# Yamarashi



## lonewolf12563 (Feb 21, 2004)

Here is a cool throw check it out. www.lonewolfjujutsu.com
Move of the month. Thanks ed.


----------



## Aegis (Feb 21, 2004)

I think it was supposed to be a yama-arashi, but it looks nothing like it, at least not one that I've ever seen. If anything that's a seoi-nage.... with a slightly different entry and an armlock on the second arm.


----------



## Kembudo-Kai Kempoka (Mar 20, 2004)

I'm apt to agree; the Yama-Arashi (mountain throw) I learned didn't look like that.  But I have to admit...the yama-arashi in Obata's _Samurai Aiki_ book didn't look like what I learned either.


----------



## bushi jon (Mar 26, 2004)

Kembudo-Kai Kempoka said:
			
		

> I'm apt to agree; the Yama-Arashi (mountain throw) I learned didn't look like that.  But I have to admit...the yama-arashi in Obata's _Samurai Aiki_ book didn't look like what I learned either.


I would say with the leg reap of the first picture that would be uchi-mat


----------



## Gaston (Jun 12, 2004)

By the placement of the leg and grip, I would have to agree with the "Uchimata" clasification.
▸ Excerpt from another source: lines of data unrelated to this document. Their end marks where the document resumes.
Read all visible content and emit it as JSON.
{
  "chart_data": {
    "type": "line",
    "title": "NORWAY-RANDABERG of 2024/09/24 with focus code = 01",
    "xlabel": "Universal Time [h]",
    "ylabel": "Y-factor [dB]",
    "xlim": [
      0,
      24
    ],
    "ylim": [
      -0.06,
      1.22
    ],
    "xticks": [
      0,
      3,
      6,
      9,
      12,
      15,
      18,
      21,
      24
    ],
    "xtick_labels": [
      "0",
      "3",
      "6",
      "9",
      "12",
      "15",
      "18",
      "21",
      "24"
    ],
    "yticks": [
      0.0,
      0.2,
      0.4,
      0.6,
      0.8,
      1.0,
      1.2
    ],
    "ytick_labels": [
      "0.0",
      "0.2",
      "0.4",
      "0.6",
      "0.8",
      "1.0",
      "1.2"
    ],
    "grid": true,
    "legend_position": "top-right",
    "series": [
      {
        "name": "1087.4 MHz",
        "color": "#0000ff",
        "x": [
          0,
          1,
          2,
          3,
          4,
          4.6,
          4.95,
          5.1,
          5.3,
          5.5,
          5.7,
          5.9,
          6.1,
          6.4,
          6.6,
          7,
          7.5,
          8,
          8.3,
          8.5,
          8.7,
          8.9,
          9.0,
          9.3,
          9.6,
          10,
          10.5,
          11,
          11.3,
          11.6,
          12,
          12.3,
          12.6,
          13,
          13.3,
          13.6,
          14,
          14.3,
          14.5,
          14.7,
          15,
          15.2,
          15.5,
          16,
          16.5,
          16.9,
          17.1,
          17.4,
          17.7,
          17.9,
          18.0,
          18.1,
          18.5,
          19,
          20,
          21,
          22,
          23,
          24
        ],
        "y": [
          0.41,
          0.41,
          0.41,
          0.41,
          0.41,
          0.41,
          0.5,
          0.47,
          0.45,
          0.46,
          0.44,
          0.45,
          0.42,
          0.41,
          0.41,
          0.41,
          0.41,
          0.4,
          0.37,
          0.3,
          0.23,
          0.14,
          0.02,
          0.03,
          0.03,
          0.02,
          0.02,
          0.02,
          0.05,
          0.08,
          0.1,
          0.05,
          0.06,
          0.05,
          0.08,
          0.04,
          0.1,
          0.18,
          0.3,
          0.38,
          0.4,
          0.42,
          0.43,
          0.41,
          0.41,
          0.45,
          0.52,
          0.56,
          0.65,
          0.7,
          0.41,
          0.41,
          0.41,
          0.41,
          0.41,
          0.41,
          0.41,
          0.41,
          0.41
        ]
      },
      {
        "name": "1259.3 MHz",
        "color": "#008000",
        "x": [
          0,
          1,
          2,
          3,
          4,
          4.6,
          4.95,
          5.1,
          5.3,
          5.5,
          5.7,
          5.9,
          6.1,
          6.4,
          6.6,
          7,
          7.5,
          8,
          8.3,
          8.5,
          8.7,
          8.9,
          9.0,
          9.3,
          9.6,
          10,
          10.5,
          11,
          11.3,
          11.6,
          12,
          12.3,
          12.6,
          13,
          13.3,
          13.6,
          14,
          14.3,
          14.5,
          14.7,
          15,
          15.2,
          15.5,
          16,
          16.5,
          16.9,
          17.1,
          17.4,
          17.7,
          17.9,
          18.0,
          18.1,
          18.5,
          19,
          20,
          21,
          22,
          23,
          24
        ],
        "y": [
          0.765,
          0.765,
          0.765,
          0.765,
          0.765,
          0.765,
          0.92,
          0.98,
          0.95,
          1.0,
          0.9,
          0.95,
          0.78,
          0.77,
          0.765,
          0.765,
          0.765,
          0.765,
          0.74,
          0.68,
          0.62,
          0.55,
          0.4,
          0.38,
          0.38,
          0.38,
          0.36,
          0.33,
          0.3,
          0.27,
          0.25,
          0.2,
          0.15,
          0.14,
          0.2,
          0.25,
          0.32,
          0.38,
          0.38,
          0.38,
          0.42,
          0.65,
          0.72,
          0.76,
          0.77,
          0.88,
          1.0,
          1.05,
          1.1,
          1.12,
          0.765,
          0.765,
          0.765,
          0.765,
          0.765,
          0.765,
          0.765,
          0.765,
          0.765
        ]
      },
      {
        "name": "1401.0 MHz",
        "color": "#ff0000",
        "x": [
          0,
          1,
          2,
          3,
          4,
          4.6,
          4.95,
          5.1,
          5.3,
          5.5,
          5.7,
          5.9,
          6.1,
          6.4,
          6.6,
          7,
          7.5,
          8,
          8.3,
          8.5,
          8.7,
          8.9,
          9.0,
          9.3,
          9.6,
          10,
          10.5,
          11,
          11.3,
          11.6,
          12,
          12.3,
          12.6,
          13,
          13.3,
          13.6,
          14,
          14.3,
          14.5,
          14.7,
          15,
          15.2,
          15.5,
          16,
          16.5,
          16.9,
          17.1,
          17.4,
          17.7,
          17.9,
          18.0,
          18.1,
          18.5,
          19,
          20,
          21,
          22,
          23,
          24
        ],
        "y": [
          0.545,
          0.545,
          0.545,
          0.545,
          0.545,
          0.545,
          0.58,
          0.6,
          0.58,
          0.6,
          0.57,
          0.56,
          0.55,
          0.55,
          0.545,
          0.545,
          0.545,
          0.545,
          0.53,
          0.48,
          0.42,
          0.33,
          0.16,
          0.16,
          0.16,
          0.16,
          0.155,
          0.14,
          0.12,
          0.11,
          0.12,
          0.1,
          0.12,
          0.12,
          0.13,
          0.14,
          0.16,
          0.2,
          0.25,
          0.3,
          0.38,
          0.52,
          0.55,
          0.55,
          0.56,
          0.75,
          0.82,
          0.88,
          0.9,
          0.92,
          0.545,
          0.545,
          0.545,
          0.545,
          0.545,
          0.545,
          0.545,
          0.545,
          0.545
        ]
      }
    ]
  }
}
Although other martial arts may use a different name for the same throw. For a different view of Uchimata look in "Best Judo" on pg. 68


----------



## Kevin Walker (Jul 12, 2004)

Hi,

The way I was taught Yama-rashi (Mountain storm drop throw) doesn't exactly look that way in the photograph.

Maybe it's a 'kazure' (modified) Yamarashi?

The way I was taught Yamarashi, it was appropriately named.  If one could pull it off during a tournament, it would be devastating.   More devastating than a maki-komi.

The way I was taught, was that the both hands gripped the right side (migu) of uke's lapel, then proceeded to pull him over in a combination of morote-seionage and tai-otoshi, and winding all the time like a maki-komi.  A very violent throw.


----------



## bignick (Aug 16, 2004)

i've always enjoyed yamarashi...if for nothing else...just the translation..."Moutain Storm"  what a great name for a technique...


----------



## Patrick Skerry (Aug 30, 2004)

lonewolf12563 said:
			
		

> Here is a cool throw check it out. www.lonewolfjujutsu.com
> Move of the month. Thanks ed.


I'm sorry, but that really doesn't look like Yamarashi (mountain storm drop throw) to me.  I think that Uki would be more going over face first, like in a tai otoshi (body drop) than in this O Soto Gari (major outside reaping throw) looking technique in this picture.


----------